When we were in Panama, we were in this really weird town. It was a coffee farming towm, but a lot of expats lived there. Weird culture class: Americans and local indigenous Panamanians. One night we went out to get a drink or something, and we went out and it was all local Panamanians. It was such a culture shock for these white teenagers in the middle of this town in Panama and everyone was really drunk and fighting. There were bar fights and the fights kind of had rules. And Joe [Glass-Katz, ’17] was like, “Lets just stand in the middle of the street.” So it was pretty funny, just two white teenagers standing in the middle of a street and everyone looking at us.

What did you do last summer?

I spent it in Argentina au pairing for a family. I didn’t have to pay for food and housing, but I babysat for them.

How did you get the job?

Again, another random connection. My mother’s college roommate is from Argentina, and my roommate actually gave me the idea to go abroad for the summer and au pair. It all came together and I got to learn Argentine Spanish.

How did you like Argentina? 

I liked it. It was immersing yourself in another culture … it was so cool comparing it to Costa Rica because Argentina is so European. When I would go out with people my own age, all the women there, I don’t know, it was so separate. I liked it though. It was so hospitable, which is something you don’t find here.

Are you still in communication with the family you babysat for?

Yeah, they were awesome. I’m trying to study abroad in Argentina. I would love to study abroad in South America. It was sad leaving; it really felt like a home away from home.

Do you play an instrument or sing?

I play guitar. Unfortunately, I should really pick it up again. I did some coffeehouse last year, but I have not had time, which is sad because I really love music

How long have you been playing?

I never took lessons because my brother was a great teacher, so I’ve been informally playing since sixth grade.

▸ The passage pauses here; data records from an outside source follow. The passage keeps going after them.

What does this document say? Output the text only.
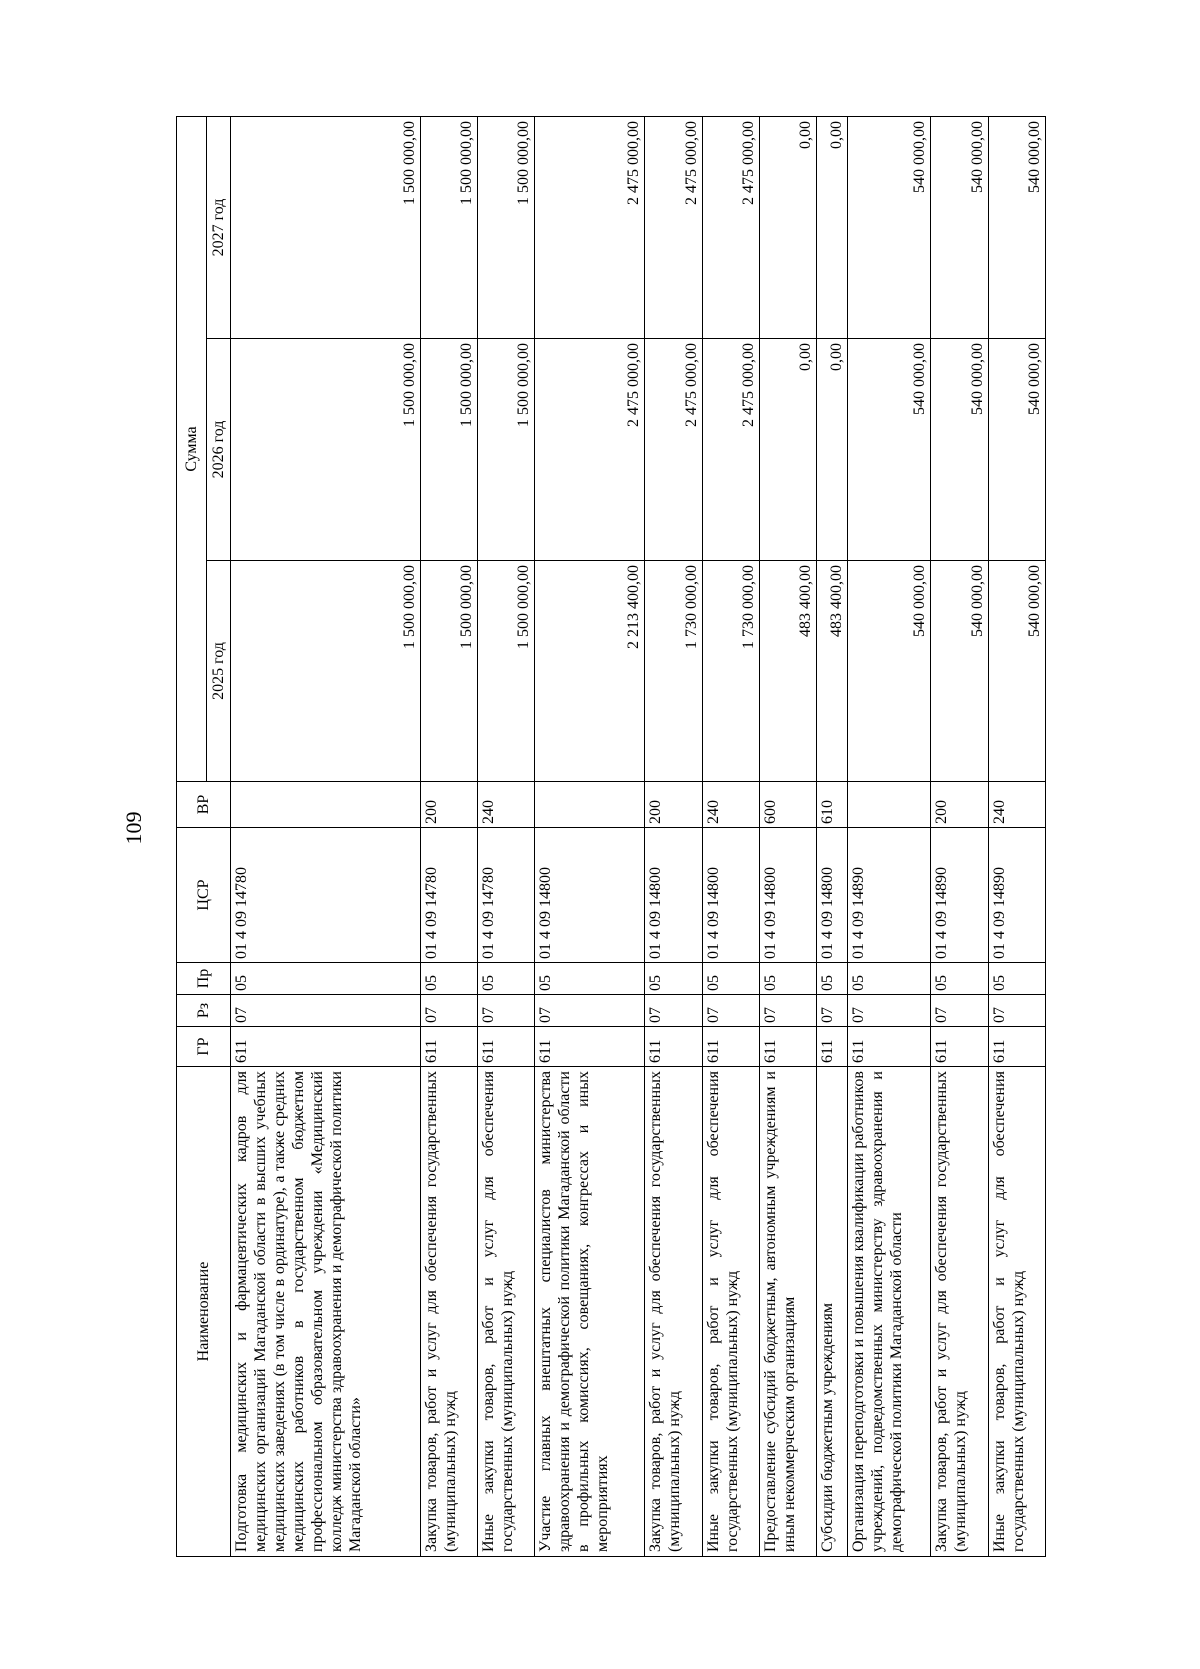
109
Наименование	ГР	Рз	Пр	ЦСР	ВР	Сумма		
						2025 год	2026 год	2027 год
Подготовка медицинских и фармацевтических кадров для медицинских организаций Магаданской области в высших учебных медицинских заведениях (в том числе в ординатуре), а также средних медицинских работников в государственном бюджетном профессиональном образовательном учреждении «Медицинский колледж министерства здравоохранения и демографической политики Магаданской области»	611	07	05	01 4 09 14780		1 500 000,00	1 500 000,00	1 500 000,00
Закупка товаров, работ и услуг для обеспечения государственных (муниципальных) нужд	611	07	05	01 4 09 14780	200	1 500 000,00	1 500 000,00	1 500 000,00
Иные закупки товаров, работ и услуг для обеспечения государственных (муниципальных) нужд	611	07	05	01 4 09 14780	240	1 500 000,00	1 500 000,00	1 500 000,00
Участие главных внештатных специалистов министерства здравоохранения и демографической политики Магаданской области в профильных комиссиях, совещаниях, конгрессах и иных мероприятиях	611	07	05	01 4 09 14800		2 213 400,00	2 475 000,00	2 475 000,00
Закупка товаров, работ и услуг для обеспечения государственных (муниципальных) нужд	611	07	05	01 4 09 14800	200	1 730 000,00	2 475 000,00	2 475 000,00
Иные закупки товаров, работ и услуг для обеспечения государственных (муниципальных) нужд	611	07	05	01 4 09 14800	240	1 730 000,00	2 475 000,00	2 475 000,00
Предоставление субсидий бюджетным, автономным учреждениям и иным некоммерческим организациям	611	07	05	01 4 09 14800	600	483 400,00	0,00	0,00
Субсидии бюджетным учреждениям	611	07	05	01 4 09 14800	610	483 400,00	0,00	0,00
Организация переподготовки и повышения квалификации работников учреждений, подведомственных министерству здравоохранения и демографической политики Магаданской области	611	07	05	01 4 09 14890		540 000,00	540 000,00	540 000,00
Закупка товаров, работ и услуг для обеспечения государственных (муниципальных) нужд	611	07	05	01 4 09 14890	200	540 000,00	540 000,00	540 000,00
Иные закупки товаров, работ и услуг для обеспечения государственных (муниципальных) нужд	611	07	05	01 4 09 14890	240	540 000,00	540 000,00	540 000,00
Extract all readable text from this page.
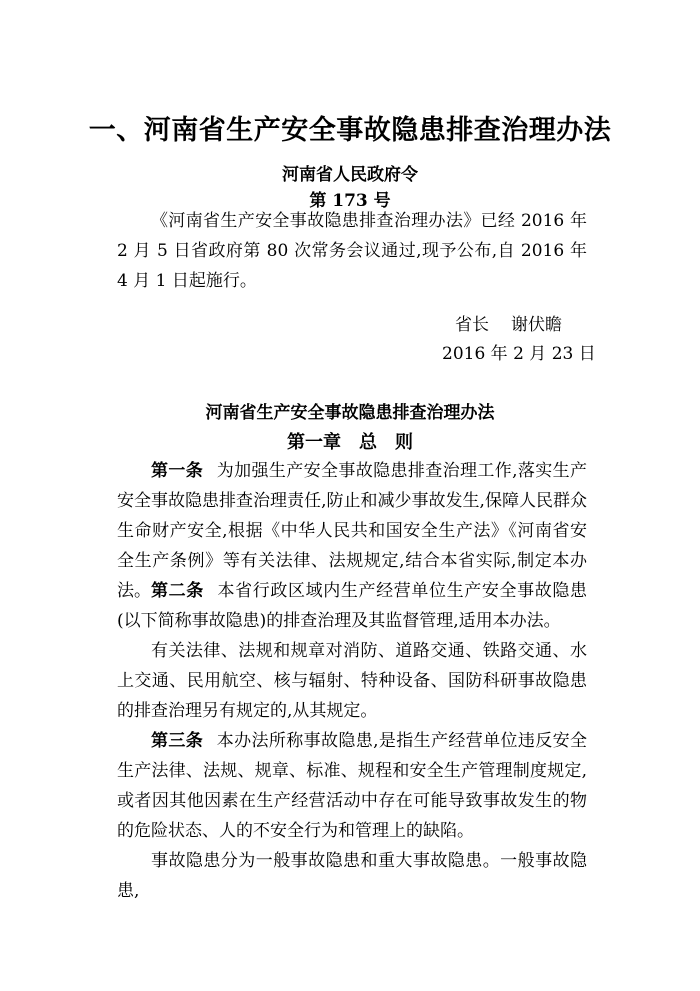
一、河南省生产安全事故隐患排查治理办法
河南省人民政府令
第 173 号
《河南省生产安全事故隐患排查治理办法》已经 2016 年 2 月 5 日省政府第 80 次常务会议通过,现予公布,自 2016 年 4 月 1 日起施行。
省长 谢伏瞻
2016 年 2 月 23 日
河南省生产安全事故隐患排查治理办法
第一章　总　则
第一条 为加强生产安全事故隐患排查治理工作,落实生产安全事故隐患排查治理责任,防止和减少事故发生,保障人民群众生命财产安全,根据《中华人民共和国安全生产法》《河南省安全生产条例》等有关法律、法规规定,结合本省实际,制定本办法。 第二条 本省行政区域内生产经营单位生产安全事故隐患(以下简称事故隐患)的排查治理及其监督管理,适用本办法。
有关法律、法规和规章对消防、道路交通、铁路交通、水上交通、民用航空、核与辐射、特种设备、国防科研事故隐患的排查治理另有规定的,从其规定。
第三条 本办法所称事故隐患,是指生产经营单位违反安全生产法律、法规、规章、标准、规程和安全生产管理制度规定,或者因其他因素在生产经营活动中存在可能导致事故发生的物的危险状态、人的不安全行为和管理上的缺陷。
事故隐患分为一般事故隐患和重大事故隐患。一般事故隐患,
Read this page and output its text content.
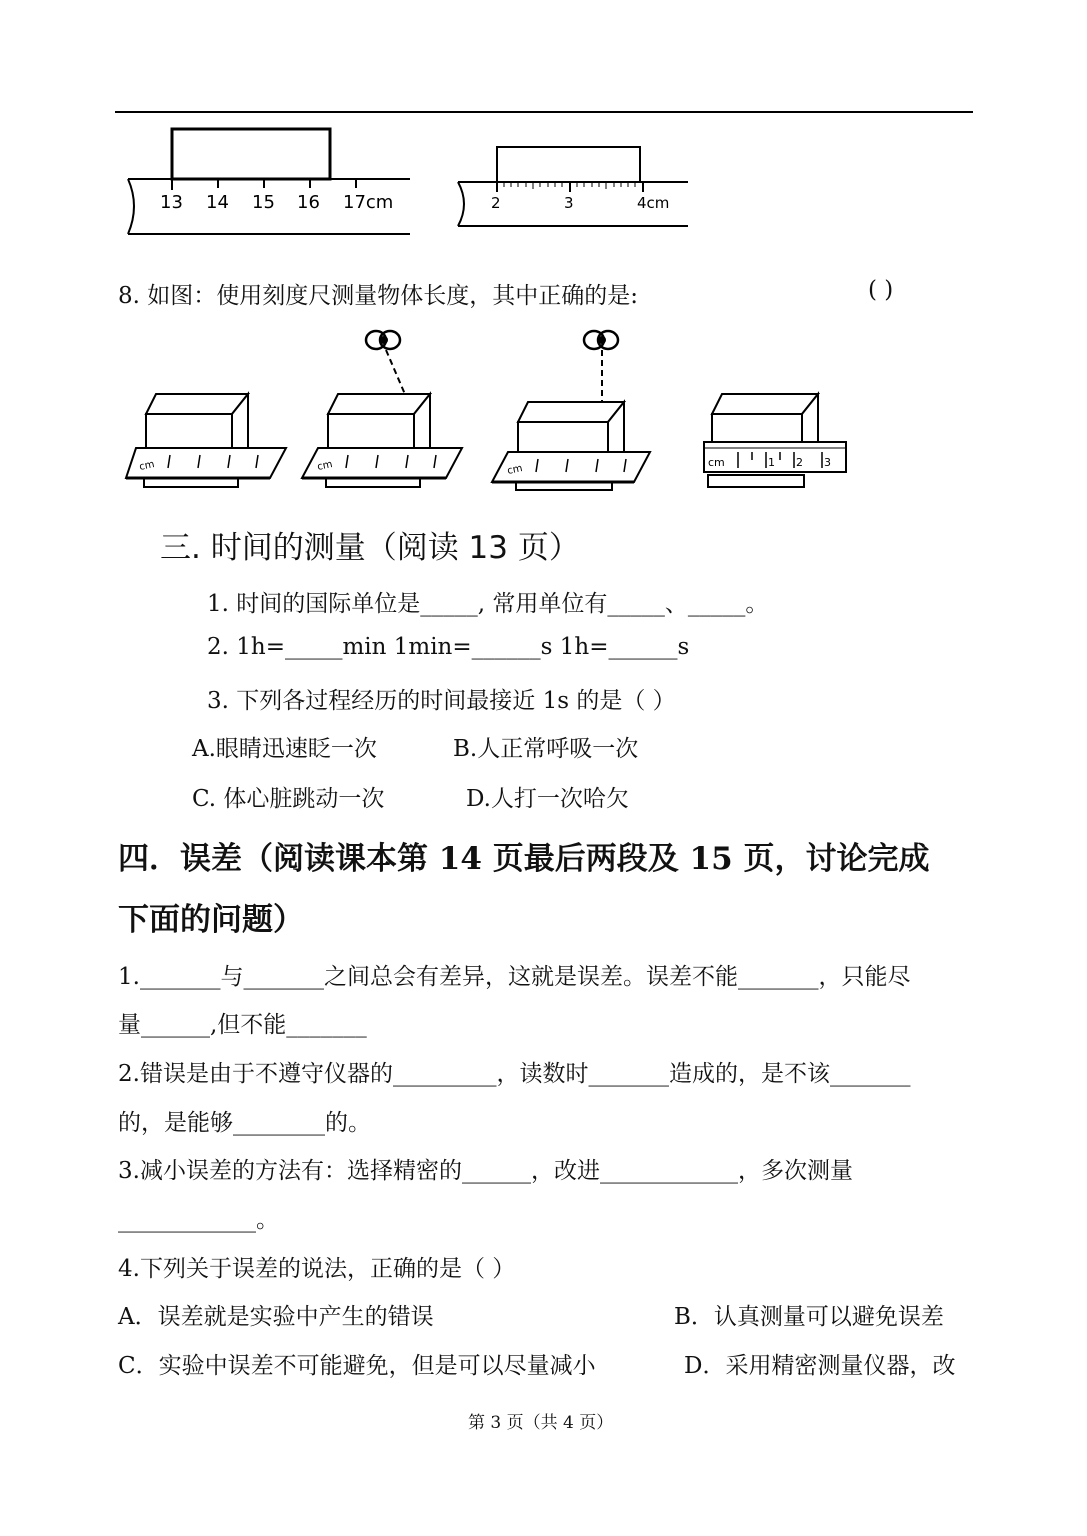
13 14 15 16 17cm	2	3	4cm
8. 如图：使用刻度尺测量物体长度，其中正确的是:	( )
cm	cm	cm
cm	1 2 3
三. 时间的测量（阅读 13 页）
1. 时间的国际单位是_____, 常用单位有_____、_____。
2. 1h=_____min 1min=______s 1h=______s
3. 下列各过程经历的时间最接近 1s 的是（ ）
A.眼睛迅速眨一次	B.人正常呼吸一次
C. 体心脏跳动一次	D.人打一次哈欠
四．误差（阅读课本第 14 页最后两段及 15 页，讨论完成
下面的问题）
1._______与_______之间总会有差异，这就是误差。误差不能_______，只能尽
量______,但不能_______
2.错误是由于不遵守仪器的_________，读数时_______造成的，是不该_______
的，是能够________的。
3.减小误差的方法有：选择精密的______，改进____________，多次测量
____________。
4.下列关于误差的说法，正确的是（ ）
A．误差就是实验中产生的错误	B．认真测量可以避免误差
C．实验中误差不可能避免，但是可以尽量减小	D．采用精密测量仪器，改
第 3 页（共 4 页）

What did you play at coffeehouse? 

Me and my friend played this country song with raunchy lyrics – [Laughs.] my parents loved that one – and we did a Beatles one the next time.

Did you like being up on stage?

No, I hate it. I get so nervous, but afterwards I’m really happy I did it.

Have you been to any concerts this year?

I have. One night, I randomly went to an Ok Go concert in Albany. It was really fun. It was random in this weird strip mall converted to a concert venue. It was fun because I like to get out of the bubble. In March, I’m going to an Odessa concert. I’m trying to go to more because I have a car on campus.

What do you like about concerts?

Listening to music is great, but going to see a live performance is this whole experience. You go with some of your good friends and watch these talented performers. When you know a band and have a special connection with them, it is amazing to see how talented they are. It’s not prerecorded, it’s just raw. I don’t know, it’s the whole experience, the lights, and how it makes it so much better.

I also heard you are a certified bartender?

No, not a certified bartender! I took bartending classes one time. It was a lot of work. It was senior year and I knew I was coming here, and I was like, “When am I ever going to bartend in Williamstown?” So me and my friend went to these classes. Yeah, you only need to be like 16 to work at a bar. Or maybe it’s 18, but either way I was legal to do it as long as you’re not drinking the alcohol.

You’ve been skydiving. Where? 

In Cuba, last year. My friend talked to me about it and said, “Let’s go skydiving.” I talked to my parents about it, and they said “No way.” And then it was so funny, the next morning my mom comes over and says “I’m coming skydiving with you!” So my whole family went skydiving with me, and my mom was the most proud of it. She put a picture of her skydiving on our Christmas card – like, we all did that too! So it was definitely something you can check off the bucket list.